Maintenant que nous disposons de nouvelles technologies, nous souhaitons modéliser avec précision la satisfaction client et ne pas nous fier uniquement aux sondages, même si nous avons des taux de réponse qui ont doublé voire triplé. Nos enquêtes de satisfaction ne concernent désormais qu’une partie des échanges avec les clients. L’analyse vocale est un moyen de mesurer la satisfaction client et d'améliorer les données et les techniques de modélisation. De belles opportunités vont se créer dans l’avenir, de nombreux programmes CX sont presque organisés comme des usines.

Lancer des widgets au quotidien, envoyer des sondages, collecter des réponses, tirer des enseignements des expériences de nos télé-conseillers et améliorer nos process pour nos dirigeants, n’est en rien agile, flexible et ne répond pas aux questions que l’on se pose en interne. Je rêve de pouvoir modéliser la satisfaction client, afin d’utiliser les études davantage comme outils de recherche. J'espère que les dispositifs deviendront bientôt moins rigides. On peut toujours exploiter les résultats des enquêtes mais en les associant avec d’autres types de recherche. Je souhaiterais à l’avenir que ces deux principes soient complémentaires et non plus, totalement dissociés.

Quelles recommandations feriez-vous aux « junkies » CX?

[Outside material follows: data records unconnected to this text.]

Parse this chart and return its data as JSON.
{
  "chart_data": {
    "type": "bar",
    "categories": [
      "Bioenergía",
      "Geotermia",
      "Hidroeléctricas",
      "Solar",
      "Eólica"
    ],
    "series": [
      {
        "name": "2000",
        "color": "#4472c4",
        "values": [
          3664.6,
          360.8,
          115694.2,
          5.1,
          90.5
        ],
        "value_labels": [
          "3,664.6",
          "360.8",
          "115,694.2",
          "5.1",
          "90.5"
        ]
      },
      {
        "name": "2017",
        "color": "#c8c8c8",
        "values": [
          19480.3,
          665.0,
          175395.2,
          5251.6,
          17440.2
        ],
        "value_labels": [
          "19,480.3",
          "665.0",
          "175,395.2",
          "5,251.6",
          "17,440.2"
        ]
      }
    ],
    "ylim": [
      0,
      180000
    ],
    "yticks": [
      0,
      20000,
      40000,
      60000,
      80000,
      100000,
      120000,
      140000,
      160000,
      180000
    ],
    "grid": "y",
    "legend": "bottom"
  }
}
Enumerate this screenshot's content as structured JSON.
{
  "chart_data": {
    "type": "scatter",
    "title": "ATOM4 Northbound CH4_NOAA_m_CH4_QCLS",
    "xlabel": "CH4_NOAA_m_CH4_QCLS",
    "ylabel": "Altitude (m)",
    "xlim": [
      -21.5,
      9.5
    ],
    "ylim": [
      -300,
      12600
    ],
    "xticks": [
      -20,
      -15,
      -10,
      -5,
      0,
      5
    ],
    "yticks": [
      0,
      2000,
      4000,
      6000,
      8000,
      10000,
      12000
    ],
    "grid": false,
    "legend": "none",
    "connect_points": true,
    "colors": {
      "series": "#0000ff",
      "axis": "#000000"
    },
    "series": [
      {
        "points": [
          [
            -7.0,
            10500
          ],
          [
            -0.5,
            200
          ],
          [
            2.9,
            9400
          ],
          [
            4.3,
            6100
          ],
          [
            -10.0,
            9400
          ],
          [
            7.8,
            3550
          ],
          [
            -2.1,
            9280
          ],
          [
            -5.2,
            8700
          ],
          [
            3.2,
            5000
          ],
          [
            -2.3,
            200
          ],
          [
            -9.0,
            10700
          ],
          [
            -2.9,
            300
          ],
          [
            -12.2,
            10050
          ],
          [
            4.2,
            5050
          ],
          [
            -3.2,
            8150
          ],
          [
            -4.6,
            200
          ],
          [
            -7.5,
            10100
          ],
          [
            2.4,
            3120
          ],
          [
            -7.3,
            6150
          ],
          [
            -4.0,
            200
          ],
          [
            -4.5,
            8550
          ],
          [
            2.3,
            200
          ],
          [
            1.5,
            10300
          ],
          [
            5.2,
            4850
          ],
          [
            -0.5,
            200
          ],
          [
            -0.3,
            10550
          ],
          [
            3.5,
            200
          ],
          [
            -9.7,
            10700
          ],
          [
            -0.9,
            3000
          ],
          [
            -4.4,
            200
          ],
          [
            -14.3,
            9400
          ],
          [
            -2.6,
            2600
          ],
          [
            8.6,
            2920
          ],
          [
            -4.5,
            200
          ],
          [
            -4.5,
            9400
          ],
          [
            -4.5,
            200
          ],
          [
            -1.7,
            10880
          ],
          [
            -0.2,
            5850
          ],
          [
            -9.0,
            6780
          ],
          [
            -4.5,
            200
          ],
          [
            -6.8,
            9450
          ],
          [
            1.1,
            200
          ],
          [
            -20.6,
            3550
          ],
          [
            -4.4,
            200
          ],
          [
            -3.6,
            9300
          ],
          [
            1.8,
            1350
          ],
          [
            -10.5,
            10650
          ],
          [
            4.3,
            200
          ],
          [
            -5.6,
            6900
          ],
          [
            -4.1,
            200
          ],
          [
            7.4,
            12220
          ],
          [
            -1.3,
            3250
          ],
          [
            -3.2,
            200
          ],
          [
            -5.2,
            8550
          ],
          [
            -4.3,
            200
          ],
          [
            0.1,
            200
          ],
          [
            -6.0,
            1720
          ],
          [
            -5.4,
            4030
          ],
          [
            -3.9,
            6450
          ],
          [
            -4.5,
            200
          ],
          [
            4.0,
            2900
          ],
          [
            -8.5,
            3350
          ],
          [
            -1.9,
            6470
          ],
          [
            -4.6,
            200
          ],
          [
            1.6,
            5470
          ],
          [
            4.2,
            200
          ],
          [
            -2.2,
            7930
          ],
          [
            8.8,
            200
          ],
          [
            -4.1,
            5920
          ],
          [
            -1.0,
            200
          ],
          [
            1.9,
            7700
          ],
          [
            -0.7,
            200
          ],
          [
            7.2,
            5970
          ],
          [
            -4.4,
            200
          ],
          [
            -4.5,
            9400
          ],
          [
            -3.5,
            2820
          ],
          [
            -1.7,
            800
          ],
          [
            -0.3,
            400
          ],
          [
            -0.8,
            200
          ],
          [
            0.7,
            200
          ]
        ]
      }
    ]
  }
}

Saisissez chaque étude qui se présente à vous
 

Saisissez chaque étude qui se présente à vous et regardez-la attentivement. Chercher à comprendre la forme, le fond, en quoi cela fait écho à votre propre expérience. J’applique toujours ce principe avant de les transmettre à mon équipe. C’est une étape que je trouve formidable à expérimenter même si certaines personnes pourraient la trouver ennuyeuse. Recevoir chaque jour des informations concurrentielles, c’est une vraie chance.